Common errors include: word order mistakes, font errors, added noise words, misspellings, and omitted words. These errors may also co-occur, such as missing words + reordered words, misspellings + missing words, and misspellings + added noise words.
\
![image](https://github.com/user-attachments/assets/022eb854-0235-4129-89ad-69a3d12d828c)

The data sample contains cadastral information from various entities, allowing multidimensional analysis of error types. This sample will be used for analysis and comparison to provide customized recommendations for each subject, such as mitigation and handling methods.

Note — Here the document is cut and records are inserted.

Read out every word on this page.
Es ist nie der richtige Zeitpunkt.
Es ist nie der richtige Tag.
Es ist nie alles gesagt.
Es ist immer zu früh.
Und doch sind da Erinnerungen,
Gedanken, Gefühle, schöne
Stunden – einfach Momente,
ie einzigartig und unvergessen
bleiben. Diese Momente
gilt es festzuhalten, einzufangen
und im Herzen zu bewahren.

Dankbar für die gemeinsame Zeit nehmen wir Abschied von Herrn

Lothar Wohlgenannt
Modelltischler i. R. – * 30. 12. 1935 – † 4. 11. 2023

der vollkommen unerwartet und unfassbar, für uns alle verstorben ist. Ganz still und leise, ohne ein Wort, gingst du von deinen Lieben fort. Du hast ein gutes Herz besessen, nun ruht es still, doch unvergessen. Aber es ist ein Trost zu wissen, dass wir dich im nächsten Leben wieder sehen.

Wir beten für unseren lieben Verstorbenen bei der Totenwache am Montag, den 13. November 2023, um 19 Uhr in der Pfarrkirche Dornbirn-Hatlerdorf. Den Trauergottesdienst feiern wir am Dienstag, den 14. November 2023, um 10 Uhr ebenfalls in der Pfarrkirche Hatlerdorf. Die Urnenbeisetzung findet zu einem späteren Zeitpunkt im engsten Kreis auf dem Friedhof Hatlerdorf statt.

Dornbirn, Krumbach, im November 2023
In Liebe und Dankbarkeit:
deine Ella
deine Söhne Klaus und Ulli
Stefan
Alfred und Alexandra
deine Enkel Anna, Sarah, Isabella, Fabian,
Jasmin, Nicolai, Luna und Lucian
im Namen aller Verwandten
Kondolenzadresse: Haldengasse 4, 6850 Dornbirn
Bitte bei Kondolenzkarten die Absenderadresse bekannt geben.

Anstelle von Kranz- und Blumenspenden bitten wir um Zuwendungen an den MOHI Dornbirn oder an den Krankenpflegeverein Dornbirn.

## **2. Accuracy Results**

Similarity between object information:
| Method | Algorithm/Model | Accuracy |
|------------------|-----------------------|-----------|
| Edit Distance | Levenshtein distance | 95% |
| Post Embedding | Gte-large | 89% |
| | E5-small-v2 | 86% |

The accuracy results, based on content similarity of cadastral entities, indicate:
- **Edit Distance** achieved the highest accuracy, at 95.09%. This suggests Edit Distance works effectively in identifying street names, likely because street names differ by only a few characters, and measuring the number of transformations (insertions, deletions, substitutions) between two street name strings helps distinguish them more clearly.
- **Word embedding with the E5 model** had the lowest accuracy at 86.18%. This may imply that street names with semantic similarities are not well represented by this word embedding model, or the E5 model may not be optimized for handling minor character variations in street names.
- **Word embedding with the GTE model** achieved 88.64% accuracy, higher than E5 but still lower than Edit Distance. This result suggests the GTE model better represents word semantics in this context but is still less effective compared to direct character comparison.

# III) Conclusion

Edit Distance is a strong choice for street name identification, especially when differences between names are often at the character level (e.g., differing by one letter or symbol). Word embedding models appear less effective in this case, likely because street names lack complex semantics like ordinary words or sentences, and word embeddings rely more on semantics than character structure.